I just can't catch a break. I don't know what I need, but I need something. A drink? Always. But, I can't drink a lot. That just doesn't seem healthy. Obviously I need Violet. We all know that. But, that isn't going to happen. Ever. I don't know what I need right now, but something needs to give. I need to take a breath. I can't seem to breathe. I'm always on edge. Always feel like I'm falling. Plummeting. Careening down into a deep cave. I need some light. Something to lighten up my dark sad broken soul. Of course "Be Okay" by Ingrid Michaelson started as I'm typing this. That sweet Vi is always looking out for me.
You know what really sucks? We were set. We were ready to really start living our lives. We were working towards buying our home, raising our two girls. We were ready to really start living. Now we have the house. But, we don't have Violet. We want another kid, but I don't think I'm ready. I want one so bad. But, I don't know if that's just because I am desperately trying to patch my heart back together. I do want another child someday, but I know we need to wait. So. We will wait. To start our lives again. I know we have Lyvi. And our dream home. And each other. But, I just don't feel complete. We felt complete with Vi. I know we will never feel complete again, but maybe a little more put together if we can have another one. But, if I can't even keep a damn puppy then how could I handle another baby right now? I really hate this. I loathe it. I hate that it's getting harder. I hate that I know it's going to get a million times worse before it starts to ease up even a little bit. I despise everything about this.
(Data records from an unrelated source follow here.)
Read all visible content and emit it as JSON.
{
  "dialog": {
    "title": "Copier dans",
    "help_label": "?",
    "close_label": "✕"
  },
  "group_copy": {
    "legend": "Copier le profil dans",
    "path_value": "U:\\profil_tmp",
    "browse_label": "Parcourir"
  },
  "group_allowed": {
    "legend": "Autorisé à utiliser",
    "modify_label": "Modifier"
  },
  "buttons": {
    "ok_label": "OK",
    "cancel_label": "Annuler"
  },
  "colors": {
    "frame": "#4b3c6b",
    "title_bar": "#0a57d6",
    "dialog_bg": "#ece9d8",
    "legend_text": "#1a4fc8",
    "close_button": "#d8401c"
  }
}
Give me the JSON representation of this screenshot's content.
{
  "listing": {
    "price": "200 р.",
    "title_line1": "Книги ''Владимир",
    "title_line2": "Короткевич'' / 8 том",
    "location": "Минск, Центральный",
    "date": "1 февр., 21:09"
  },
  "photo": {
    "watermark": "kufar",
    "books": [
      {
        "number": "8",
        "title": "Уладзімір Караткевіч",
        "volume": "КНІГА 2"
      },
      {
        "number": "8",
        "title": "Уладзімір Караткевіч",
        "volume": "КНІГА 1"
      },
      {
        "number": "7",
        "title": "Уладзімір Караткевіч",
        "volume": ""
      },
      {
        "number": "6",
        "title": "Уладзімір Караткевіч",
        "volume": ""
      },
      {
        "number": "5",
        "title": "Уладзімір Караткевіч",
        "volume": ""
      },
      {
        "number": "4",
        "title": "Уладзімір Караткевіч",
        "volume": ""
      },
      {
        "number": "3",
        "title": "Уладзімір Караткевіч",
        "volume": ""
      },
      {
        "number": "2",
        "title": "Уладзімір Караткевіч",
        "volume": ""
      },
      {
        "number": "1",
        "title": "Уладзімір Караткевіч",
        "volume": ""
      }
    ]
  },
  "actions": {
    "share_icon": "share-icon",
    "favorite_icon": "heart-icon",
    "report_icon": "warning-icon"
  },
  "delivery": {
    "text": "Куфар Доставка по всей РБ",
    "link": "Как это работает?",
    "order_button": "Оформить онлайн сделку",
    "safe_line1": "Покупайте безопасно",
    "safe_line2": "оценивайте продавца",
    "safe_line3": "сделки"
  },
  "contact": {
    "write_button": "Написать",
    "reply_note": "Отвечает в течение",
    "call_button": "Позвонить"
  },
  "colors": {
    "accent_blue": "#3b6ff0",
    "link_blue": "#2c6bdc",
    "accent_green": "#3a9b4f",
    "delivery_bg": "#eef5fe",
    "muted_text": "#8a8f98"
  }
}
Thank you for being around so much the last little bit sweetheart. I have needed you. I need your little signs to keep me going. I know I have to keep going, you made that very clear to me today in the car. I was telling myself that I don't want to die, but I would be fine if it happened. And right then Pompeii started. So, I guess I need to keep going and actually try to live. I will try sweet girl. I will try. I love you so much. I miss you. Wait for me, let's go to the stars.